Guess what that became?

They worked together on a series called the Deutsches Worterbuch starting in 1854, which was another linguistic work. It was also not supposed to be a usage manual, but more of an attempt at slowing or indeed stopping the deterioration of the language.
So you may be wondering: If the majority of their work was nested comfortably in the realm of linguistics, why are they best known for their fairy tales?
Well, that Deutsche Mythologie was a biggish deal. Philologists of the time looked down their nose at things like that. Fairy tales were firmly rooted in the realm of children, and were not "worth" studying in any serious scholastic pursuit.
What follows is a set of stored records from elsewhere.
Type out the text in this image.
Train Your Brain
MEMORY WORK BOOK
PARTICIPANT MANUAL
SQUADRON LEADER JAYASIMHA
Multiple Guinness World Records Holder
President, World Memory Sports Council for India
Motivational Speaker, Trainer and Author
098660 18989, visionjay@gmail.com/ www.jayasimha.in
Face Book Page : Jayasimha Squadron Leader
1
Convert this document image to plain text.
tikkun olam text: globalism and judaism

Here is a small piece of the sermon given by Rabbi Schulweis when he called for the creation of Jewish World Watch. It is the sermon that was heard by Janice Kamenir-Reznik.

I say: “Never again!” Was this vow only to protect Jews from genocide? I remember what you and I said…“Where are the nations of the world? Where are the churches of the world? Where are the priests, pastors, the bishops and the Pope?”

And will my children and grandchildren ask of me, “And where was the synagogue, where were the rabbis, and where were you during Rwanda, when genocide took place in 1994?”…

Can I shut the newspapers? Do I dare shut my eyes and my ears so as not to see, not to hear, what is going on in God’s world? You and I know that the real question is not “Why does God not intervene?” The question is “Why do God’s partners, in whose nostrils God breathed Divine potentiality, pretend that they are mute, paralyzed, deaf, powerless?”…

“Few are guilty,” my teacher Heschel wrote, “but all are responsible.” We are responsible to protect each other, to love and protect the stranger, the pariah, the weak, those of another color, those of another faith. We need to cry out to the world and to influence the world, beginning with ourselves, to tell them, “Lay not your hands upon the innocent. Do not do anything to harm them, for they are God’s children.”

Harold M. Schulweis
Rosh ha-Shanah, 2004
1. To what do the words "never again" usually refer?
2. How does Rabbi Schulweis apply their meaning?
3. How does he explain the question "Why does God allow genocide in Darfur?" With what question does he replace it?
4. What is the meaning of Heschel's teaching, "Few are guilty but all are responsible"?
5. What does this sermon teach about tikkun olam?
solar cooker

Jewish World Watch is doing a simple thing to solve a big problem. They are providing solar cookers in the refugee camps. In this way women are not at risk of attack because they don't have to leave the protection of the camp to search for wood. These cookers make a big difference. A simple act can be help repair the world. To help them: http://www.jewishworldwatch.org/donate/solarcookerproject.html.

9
The Grimm brothers cast aside that prejudice and studied them anyway, implicitly arguing that they held important information that was necessary to document and consider in any valid conversation about a culture.
Says more about German culture than schnitzel and beer

They thought that collecting these stories in written form was important to keeping them alive and passing them on (in addition to learning from them in an anthropological type of way) and they were undoubtedly correct. The Grimm brothers' versions of these tales have become canon; they define the fairy tales.

1 comment:

  1. I'm excited about this week of posts. I have a big book of Grimm's Fairy Tales and, while I haven't read all of them, I've really liked the ones I've read. I agree with the brother that you can tell a lot about a culture by its fairy tales.